ABA Votes for Short Sale Bid Test

The American Bankers Association, a critic of unregulated short selling, wants the Securities and Exchange Commission to adopt a market wide bid test as part of any reform of Regulation SHO.

The organization, which says it represents the vast majority of the nation’s banks, filed a comment letter with the SEC last week asking the agency to bring back a short sale price test. The SEC, in April, proposed amending Regulation SHO, which deals with short selling, with new restrictions.

The ABA says its members have complained that short sellers have taken advantage of the 2007 repeal of the "uptick" rule to put unwarranted downward pressure on their stocks in the past year.

"Those of our members that have relatively small market capitalizations, are thinly traded and have little to no analyst coverage believe that reinstatement of the uptick rule, in some format, is extremely important," Sarah Miller, an ABA senior vice president, told the SEC.

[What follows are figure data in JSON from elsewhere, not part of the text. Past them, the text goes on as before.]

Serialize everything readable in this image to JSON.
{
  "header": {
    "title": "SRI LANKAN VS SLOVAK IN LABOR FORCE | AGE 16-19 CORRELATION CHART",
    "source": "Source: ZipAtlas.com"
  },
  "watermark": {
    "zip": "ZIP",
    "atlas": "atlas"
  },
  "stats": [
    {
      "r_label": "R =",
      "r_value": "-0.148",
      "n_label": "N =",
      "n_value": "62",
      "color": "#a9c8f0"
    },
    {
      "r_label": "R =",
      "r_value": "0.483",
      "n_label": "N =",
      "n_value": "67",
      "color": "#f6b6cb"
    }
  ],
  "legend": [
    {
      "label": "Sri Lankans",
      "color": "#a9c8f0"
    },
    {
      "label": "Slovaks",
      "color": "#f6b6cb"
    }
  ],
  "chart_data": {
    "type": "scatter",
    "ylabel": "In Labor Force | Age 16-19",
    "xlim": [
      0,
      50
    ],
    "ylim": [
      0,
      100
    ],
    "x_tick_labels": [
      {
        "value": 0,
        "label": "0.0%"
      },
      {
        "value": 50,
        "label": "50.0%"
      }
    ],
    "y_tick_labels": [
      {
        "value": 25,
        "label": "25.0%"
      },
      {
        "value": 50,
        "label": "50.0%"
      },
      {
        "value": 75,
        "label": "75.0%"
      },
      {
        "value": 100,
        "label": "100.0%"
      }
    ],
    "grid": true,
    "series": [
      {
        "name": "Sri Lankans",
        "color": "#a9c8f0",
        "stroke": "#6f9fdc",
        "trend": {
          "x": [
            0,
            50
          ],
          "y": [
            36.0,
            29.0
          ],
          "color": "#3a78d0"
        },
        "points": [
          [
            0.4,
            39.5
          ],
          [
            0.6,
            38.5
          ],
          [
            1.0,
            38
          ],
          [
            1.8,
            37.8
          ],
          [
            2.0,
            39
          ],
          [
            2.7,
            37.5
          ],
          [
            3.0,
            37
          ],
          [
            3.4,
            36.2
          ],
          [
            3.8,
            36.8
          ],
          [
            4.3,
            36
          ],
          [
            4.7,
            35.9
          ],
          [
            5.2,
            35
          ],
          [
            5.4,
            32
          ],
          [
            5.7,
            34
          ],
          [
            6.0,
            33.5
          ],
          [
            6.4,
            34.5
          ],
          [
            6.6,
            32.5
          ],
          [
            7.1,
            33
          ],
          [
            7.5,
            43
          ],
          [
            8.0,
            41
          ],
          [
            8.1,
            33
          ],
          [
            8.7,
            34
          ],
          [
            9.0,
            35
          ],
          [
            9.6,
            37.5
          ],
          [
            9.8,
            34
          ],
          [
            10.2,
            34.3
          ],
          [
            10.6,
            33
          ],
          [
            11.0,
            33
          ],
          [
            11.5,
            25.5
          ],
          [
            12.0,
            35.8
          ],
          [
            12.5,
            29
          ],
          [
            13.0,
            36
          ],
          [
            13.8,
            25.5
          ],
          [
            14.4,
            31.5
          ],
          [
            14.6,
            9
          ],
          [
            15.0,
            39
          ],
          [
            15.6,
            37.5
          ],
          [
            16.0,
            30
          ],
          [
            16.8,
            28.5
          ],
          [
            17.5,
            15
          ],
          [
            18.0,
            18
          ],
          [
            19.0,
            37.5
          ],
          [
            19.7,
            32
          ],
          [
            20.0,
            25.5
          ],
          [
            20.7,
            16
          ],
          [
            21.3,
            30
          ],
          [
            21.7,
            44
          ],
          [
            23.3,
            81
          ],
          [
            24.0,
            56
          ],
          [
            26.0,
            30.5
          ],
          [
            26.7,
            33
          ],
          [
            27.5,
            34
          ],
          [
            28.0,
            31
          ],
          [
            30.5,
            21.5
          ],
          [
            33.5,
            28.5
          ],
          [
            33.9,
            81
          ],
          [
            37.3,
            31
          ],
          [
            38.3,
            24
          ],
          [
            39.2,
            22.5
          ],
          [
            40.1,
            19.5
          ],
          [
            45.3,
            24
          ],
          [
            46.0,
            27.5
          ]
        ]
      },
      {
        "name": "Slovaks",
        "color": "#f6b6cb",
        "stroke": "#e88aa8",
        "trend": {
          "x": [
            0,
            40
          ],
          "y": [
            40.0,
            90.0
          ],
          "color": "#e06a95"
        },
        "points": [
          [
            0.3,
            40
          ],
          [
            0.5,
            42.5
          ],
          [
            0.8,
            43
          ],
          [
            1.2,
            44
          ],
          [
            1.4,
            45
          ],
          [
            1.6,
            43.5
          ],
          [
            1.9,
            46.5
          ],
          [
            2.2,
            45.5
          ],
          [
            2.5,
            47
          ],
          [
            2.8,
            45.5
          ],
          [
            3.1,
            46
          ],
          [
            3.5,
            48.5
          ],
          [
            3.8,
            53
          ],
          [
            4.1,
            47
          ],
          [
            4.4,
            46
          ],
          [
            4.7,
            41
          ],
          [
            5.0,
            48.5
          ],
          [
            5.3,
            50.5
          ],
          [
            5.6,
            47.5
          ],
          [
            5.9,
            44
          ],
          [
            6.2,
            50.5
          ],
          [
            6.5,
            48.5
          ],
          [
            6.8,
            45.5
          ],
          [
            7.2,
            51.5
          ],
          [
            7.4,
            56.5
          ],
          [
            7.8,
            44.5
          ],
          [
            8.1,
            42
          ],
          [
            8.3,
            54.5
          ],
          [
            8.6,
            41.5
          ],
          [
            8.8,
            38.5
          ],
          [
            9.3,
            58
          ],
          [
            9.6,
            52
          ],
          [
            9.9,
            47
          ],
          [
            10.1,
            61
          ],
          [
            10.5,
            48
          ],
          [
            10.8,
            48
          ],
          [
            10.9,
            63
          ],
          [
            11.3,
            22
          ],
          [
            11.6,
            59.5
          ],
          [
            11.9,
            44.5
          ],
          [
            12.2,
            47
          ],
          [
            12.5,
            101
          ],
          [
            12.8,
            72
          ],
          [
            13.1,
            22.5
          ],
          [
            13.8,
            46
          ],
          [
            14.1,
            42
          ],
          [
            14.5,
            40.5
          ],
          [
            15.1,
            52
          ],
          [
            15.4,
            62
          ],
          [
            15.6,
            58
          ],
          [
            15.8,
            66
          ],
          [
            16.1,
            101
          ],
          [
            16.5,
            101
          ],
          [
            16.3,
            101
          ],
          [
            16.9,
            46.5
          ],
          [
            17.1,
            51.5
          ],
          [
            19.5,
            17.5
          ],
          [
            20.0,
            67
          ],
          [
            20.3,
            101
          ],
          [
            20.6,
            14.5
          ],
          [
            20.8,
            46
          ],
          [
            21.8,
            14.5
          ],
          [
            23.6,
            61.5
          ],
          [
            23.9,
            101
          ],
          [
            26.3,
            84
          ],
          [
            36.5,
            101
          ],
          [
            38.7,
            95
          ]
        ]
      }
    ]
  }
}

The ABA wants the SEC to institute its "modified uptick rule" proposal, one of five possibilities suggested by the SEC. The price test rule would take as a reference price the consolidated best bid rather than the last sale price as did Rule 10a-1, or the uptick rule. The ABA wants any price test to last all day and cover all securities. It does not want a circuit breaker/bid test that would only cover a specific security that fell by a certain percentage.

The ABA also does not favor a circuit breaker/halt rule which would temporarily ban short selling in a given stock if the security tripped the circuit breaker. The ABA, like other critics, is concerned about the so-called "magnet" effect of a circuit breaker/halt that would create significant levels of short selling as the stock approached its circuit breaker trigger point.

The comment period for the SEC proposal has ended and the industry is awaiting the regulator’s next move.